Sunday, September 06, 2015

Links & Reviews

- The collection of rare books and manuscripts acquired by Aristophil, the French company run by Gérard Lhéritier, will be sold at auction according to a report in The Art Newspaper. French prosecutors have described the company's business model as a Ponzi scheme, and the founder is currently out on bail. The collection includes fragments of the Dead Sea scrolls and the manuscript of the Marquis de Sade's "120 Days of Sodom." The report suggests that it may be a while before any such auction, occurs, though: "Conducting a full inventory of the company's collection is expected to take several years." Lhéritier maintains that the liquidation of the collection was instigated by "a small gang of civil servants" who want the manuscripts for the state.

- Another great episode from "To The Best of Our Knowledge" this week, on "The Art of the Collection." Highly recommended.

- Bookseller James Jaffe examined the contents of a safe-deposit box containing Harper Lee materials, and concluded that a third novel is not present. He reports that the box contained an original typescript of "Go Set a Watchman," a early typescript of portions of "To Kill a Mockingbird," and a copy-edited full typescript of the latter. You can read Jaffe's full report here.

- Recirculating this week, a list of Hebrew books missing from Lincoln College, Oxford. The presumed theft of these books was first investigated in 1990.

- The University of Louisville recently announced the discovery of the only known manuscript of "Good Morning to All," now better known as "Happy Birthday." The manuscript was located in a sketch book belonging to the song's co-author, Mildred Hill, part of a collection donated to the university in the 1950s and never cataloged. The first page of the manuscript is missing, and there is some question about whether this is the original version, or a revision.

- Much confusion this week in Springfield over the fate of the Papers of Abraham Lincoln Project, with the Illinois Times reporting that the project would be shut down or at least halted as a state budget impasse continues. More from the Lincoln Courier.

- Now up at Folgerpedia, a very useful writeup on "Interpreting MARC records."

- A copy of the book containing the first known image of the dodo was on the auction block this week in Edinburgh, but failed to sell.

- Thanks to Mitch Fraas for passing along Sasha Abramsky's article in The Nation about his grandfather's library: "How the Atheist Son of a Jewish Rabbi Created One of the Greatest Libraries of Socialist Literature."
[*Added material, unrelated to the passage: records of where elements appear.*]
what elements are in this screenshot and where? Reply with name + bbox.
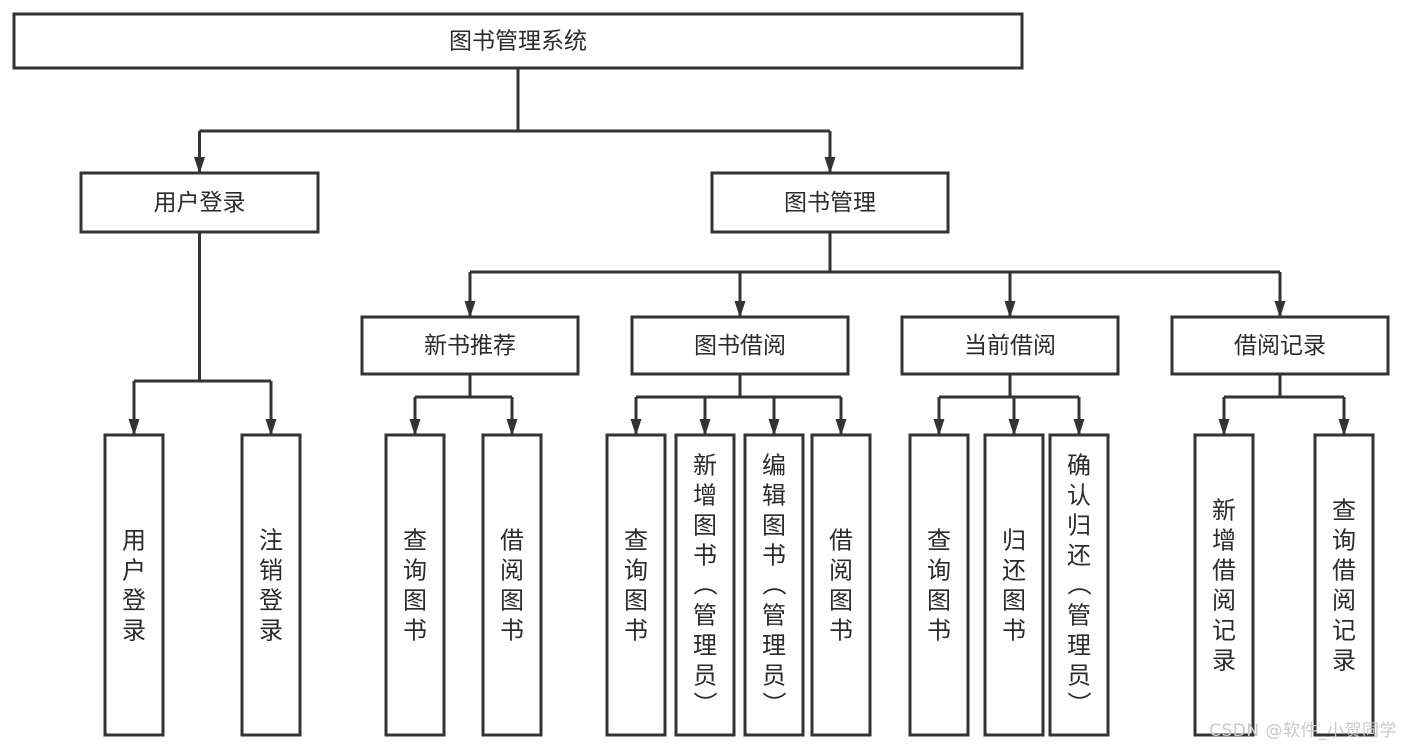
arrow-head-icon [1274, 301, 1286, 318]
node-book-manage[interactable]: 图书管理 [710, 171, 950, 234]
node-leaf-query-book-3[interactable]: 查询图书 [908, 433, 970, 737]
node-label-leaf-query-book-3: 查询图书 [927, 526, 951, 644]
arrow-head-icon [630, 419, 642, 436]
node-box-leaf-query-book-1 [384, 433, 446, 737]
node-leaf-borrow-book-2[interactable]: 借阅图书 [810, 433, 872, 737]
node-box-book-borrow [630, 315, 850, 376]
node-label-leaf-query-book-2: 查询图书 [624, 526, 648, 644]
node-box-leaf-edit-book [743, 433, 805, 737]
node-box-root [12, 12, 1024, 70]
node-box-leaf-add-book [674, 433, 736, 737]
arrow-head-icon [506, 419, 518, 436]
arrow-head-icon [265, 419, 277, 436]
node-box-new-book-rec [360, 315, 580, 376]
node-label-leaf-return-book: 归还图书 [1002, 526, 1026, 644]
node-box-leaf-borrow-book-1 [481, 433, 543, 737]
node-current-borrow[interactable]: 当前借阅 [900, 315, 1120, 376]
arrow-head-icon [464, 301, 476, 318]
edge-group-current-borrow [933, 374, 1085, 436]
arrow-head-icon [409, 419, 421, 436]
node-label-root: 图书管理系统 [449, 29, 587, 55]
node-label-leaf-logout: 注销登录 [259, 526, 283, 644]
node-leaf-confirm-return[interactable]: 确认归还（管理员） [1048, 433, 1110, 737]
arrow-head-icon [1073, 419, 1085, 436]
node-leaf-add-record[interactable]: 新增借阅记录 [1193, 433, 1255, 737]
nodes-layer: 图书管理系统用户登录图书管理新书推荐图书借阅当前借阅借阅记录用户登录注销登录查询… [12, 12, 1390, 737]
node-leaf-return-book[interactable]: 归还图书 [983, 433, 1045, 737]
node-label-leaf-add-record: 新增借阅记录 [1212, 496, 1236, 674]
node-box-current-borrow [900, 315, 1120, 376]
node-label-borrow-record: 借阅记录 [1234, 333, 1326, 359]
node-leaf-query-book-1[interactable]: 查询图书 [384, 433, 446, 737]
node-box-leaf-query-book-2 [605, 433, 667, 737]
node-label-new-book-rec: 新书推荐 [424, 333, 516, 359]
edge-group-user-login [128, 232, 277, 436]
node-box-leaf-logout [240, 433, 302, 737]
arrow-head-icon [835, 419, 847, 436]
node-label-leaf-query-record: 查询借阅记录 [1332, 496, 1356, 674]
node-user-login[interactable]: 用户登录 [79, 171, 320, 234]
arrow-head-icon [824, 157, 836, 174]
node-label-leaf-borrow-book-2: 借阅图书 [829, 526, 853, 644]
node-box-leaf-confirm-return [1048, 433, 1110, 737]
edge-group-book-manage [464, 232, 1286, 318]
edge-group-new-book-rec [409, 374, 518, 436]
node-label-leaf-confirm-return: 确认归还（管理员） [1067, 451, 1091, 719]
node-leaf-borrow-book-1[interactable]: 借阅图书 [481, 433, 543, 737]
node-label-leaf-query-book-1: 查询图书 [403, 526, 427, 644]
node-box-leaf-query-book-3 [908, 433, 970, 737]
node-box-book-manage [710, 171, 950, 234]
node-label-current-borrow: 当前借阅 [964, 333, 1056, 359]
arrow-head-icon [933, 419, 945, 436]
edge-group-root [194, 68, 836, 174]
node-root[interactable]: 图书管理系统 [12, 12, 1024, 70]
node-label-leaf-edit-book: 编辑图书（管理员） [762, 451, 786, 719]
node-borrow-record[interactable]: 借阅记录 [1170, 315, 1390, 376]
arrow-head-icon [768, 419, 780, 436]
node-box-leaf-borrow-book-2 [810, 433, 872, 737]
edge-group-borrow-record [1218, 374, 1350, 436]
node-label-leaf-add-book: 新增图书（管理员） [693, 451, 717, 719]
node-label-leaf-user-login: 用户登录 [122, 526, 146, 644]
node-box-leaf-user-login [103, 433, 165, 737]
node-leaf-add-book[interactable]: 新增图书（管理员） [674, 433, 736, 737]
node-label-book-manage: 图书管理 [784, 190, 876, 216]
node-leaf-user-login[interactable]: 用户登录 [103, 433, 165, 737]
arrow-head-icon [1008, 419, 1020, 436]
node-book-borrow[interactable]: 图书借阅 [630, 315, 850, 376]
node-label-leaf-borrow-book-1: 借阅图书 [500, 526, 524, 644]
node-box-leaf-return-book [983, 433, 1045, 737]
node-label-book-borrow: 图书借阅 [694, 333, 786, 359]
node-box-leaf-query-record [1313, 433, 1375, 737]
arrow-head-icon [1218, 419, 1230, 436]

- Rose Eveleth highlights the recent launch of Archives Corps, a volunteer effort to "organize the saving of physical materials in danger of loss."

- In the 7 September New Yorker, Stacy Schiff has a long piece on the Salem witchcraft crisis.

- Bowdoin College has acquired a collection of more than 700 books on American cookery, with emphasis on pre-1900 titles. The collection was assembled by New York banker Clifford Apgar, and its purchase was funded in part by a gift from Esta Kramer. More coverage in a Bowdoin news piece and from the Portland Press-Herald.

- Eric Kwakkel explores medieval "posters" this week.

- An unpublished Ezra Pound poem sold at auction this week for £7,500.

- The Tate galleries have launched a new crowdsourced transcription project (called, naturally, AnnoTate) through Zooniverse, to transcribe items from their archive of artists' papers.

- A 19th-century manuscript Koran sold for £230,000 at a Devon auction, over estimates of just £1,500.

- On display at the Rosenbach of the Free Library of Philadelphia through January as part of their exhibit Catholics in the New World: A Selection of 16th–18th Century Texts are copies of the first surviving book printed in the Americas, Doctrina breve (Mexico City, 1544) and the first book printed in South America, Doctrina christiana (Lima, 1584).

- Jeff Scott, director of library services at the Berkeley Public Library (CA) for just ten months, resigned this week after staff and community members accused him of lying about the number of books being weeded from the library's collections and for removing staff members from the weeding process after they protested the extent of the deaccessioning.

- From July, but new to me: NBC Tech ran an article on the use of multispectral imaging on manuscripts, maps, &c.

- A copy of the last Titanic lunch menu will be sold in an online auction on 30 September.

- This month's crocodile mystery is up at The Collation.

- The AAS has posted its quarterly roundup of recent articles and books by AAS community members.

- From Pradeep Sebastian at The Hindu, a look back at Nirmal Kumar's mid-century Calcutta bookshop.

Reviews

- Paul Kingsnorth's The Wake; review by Hari Kunzru in the NYTimes. More on this book from Ari Shapiro at NPR.

- Zachary Lesser's Hamlet After Q1; review by Arnold Hunt in the TLS.